Tritt man von einer der lauten umgebenden Straßen auf das Tempelhofer Feld durch eines der vielen Tore, befindet man sich gleich wie auf einer großen Bühne, die alle Sinne anspricht und Stadt und Land miteinander verwebt. Die Weite, die Ruhe, das sicht- und spürbare Wetter, die wogenden Grasflächen, die Besonderheiten im Großen und Kleinen, die Vielfalt an Menschen, Pflanzen und Tieren. Wenn die Feldlerche aus den Wiesen aufsteigt und laut ihr Revier markiert, dann weiß man „es wird endlich Sommer“, wenn das Gewitter heranzieht, dann sieht man es schon von Weitem.

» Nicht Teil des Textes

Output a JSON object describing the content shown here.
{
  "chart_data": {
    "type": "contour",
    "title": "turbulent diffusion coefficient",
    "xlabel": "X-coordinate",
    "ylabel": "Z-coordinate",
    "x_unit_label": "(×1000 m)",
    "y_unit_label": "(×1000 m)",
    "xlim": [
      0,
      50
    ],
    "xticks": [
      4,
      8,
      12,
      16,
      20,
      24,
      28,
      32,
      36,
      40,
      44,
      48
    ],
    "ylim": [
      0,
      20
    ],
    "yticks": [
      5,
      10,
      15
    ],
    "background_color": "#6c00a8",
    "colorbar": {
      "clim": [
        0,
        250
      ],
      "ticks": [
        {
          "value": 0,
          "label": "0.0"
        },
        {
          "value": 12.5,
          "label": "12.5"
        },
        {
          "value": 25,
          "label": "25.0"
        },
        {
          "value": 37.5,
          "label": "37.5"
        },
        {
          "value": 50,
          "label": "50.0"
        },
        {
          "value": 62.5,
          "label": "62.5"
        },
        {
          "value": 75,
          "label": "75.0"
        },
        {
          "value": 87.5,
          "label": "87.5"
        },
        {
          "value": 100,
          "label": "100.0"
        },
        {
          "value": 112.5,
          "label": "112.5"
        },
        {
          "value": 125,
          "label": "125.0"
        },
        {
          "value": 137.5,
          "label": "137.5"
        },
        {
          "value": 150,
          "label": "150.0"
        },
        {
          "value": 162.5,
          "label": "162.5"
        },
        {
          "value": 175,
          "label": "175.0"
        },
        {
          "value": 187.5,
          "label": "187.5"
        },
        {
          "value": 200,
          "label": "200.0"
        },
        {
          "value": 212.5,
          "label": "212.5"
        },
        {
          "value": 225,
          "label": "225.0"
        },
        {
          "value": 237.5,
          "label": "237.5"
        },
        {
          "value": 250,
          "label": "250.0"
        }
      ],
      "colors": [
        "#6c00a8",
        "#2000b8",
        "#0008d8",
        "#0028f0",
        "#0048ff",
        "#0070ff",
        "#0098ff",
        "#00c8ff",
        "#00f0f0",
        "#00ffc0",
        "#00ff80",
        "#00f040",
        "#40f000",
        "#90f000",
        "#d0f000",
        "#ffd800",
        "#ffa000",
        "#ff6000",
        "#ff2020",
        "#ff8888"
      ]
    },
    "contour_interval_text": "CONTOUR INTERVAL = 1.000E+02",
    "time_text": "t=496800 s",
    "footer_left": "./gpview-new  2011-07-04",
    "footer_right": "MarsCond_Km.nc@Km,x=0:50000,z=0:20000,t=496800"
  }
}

Foto: Planungsbüro Förster
Pflegeplanung und Herausforderungen der Fläche
Als Ergebnis der im regelmäßigen Turnus aktualisierten Bestandaufnahme von Flora und Fauna (Monitoring) konnte durch die Fachgutachter ein differenziertes Pflegekonzept zum Erhalt und zur Entwicklung dieser Biotope und Lebensräume auf dem Tempelhofer Feld entwickelt werden, das den verschiedenen Artengruppen möglichst gerecht werden soll.
Das Planungsbüro Förster wurde im Jahr 2022 von der Grün Berlin als „Ökologische Pflegebegleitung“ beauftragt, die Funktion des Bindeglieds zwischen der Grün Berlin GmbH, den für das Tempelhofer Feld beauftragten Pflegefirmen und dem Naturschutz bzw. Feldkoordinatoren herzustellen. Ziel ist es, die fachgerechte Pflege gemäß des Pflegeplanes zu sichern, zu koordinieren, Fehlentwicklungen nach zu steuern oder notwendige bzw. geänderte Maßnahmen mit den Fachgremien abzustimmen.
Die Pflege erfolgt durch ein differenziertes Mahdregime, durch extensive Beweidung sowie punktuelle Gehölzpflege. Die offenen Wiesenflächen werden in großen Teilen nur einmal bis zweimal jährlich gemäht, um bodenbrütende Vogelarten wie die Feldlerche zwischen März und August zu schützen. Einige Flächen mit Staudenfluren werden über mehrere Jahre in Ruhe gelassen um verschiedene Entwicklungsstadien zu fördern. Die Beweidung mit Schafen im Süden des Tempelhofer Feldes dient nicht nur der Landschaftspflege, sondern hat einen hohen sozialen Stellenwert und eine große Beliebtheit bei den Besuchern. Zahlreiche Gras- und Staudensäume stellen wichtige Verbindungs- und Überwinterungsstrukturen für Insekten oder bodengebundene Tierarten dar und werden nach Möglichkeit über den Winter stehen gelassen.
Die Aufgabe der Ökologischen Pflegebegleitung ist es den Gesamtplan, die Pflegezeiträume und vor allem das Ziel im Auge zu behalten und rechtzeitig Fehlentwicklungen festzustellen.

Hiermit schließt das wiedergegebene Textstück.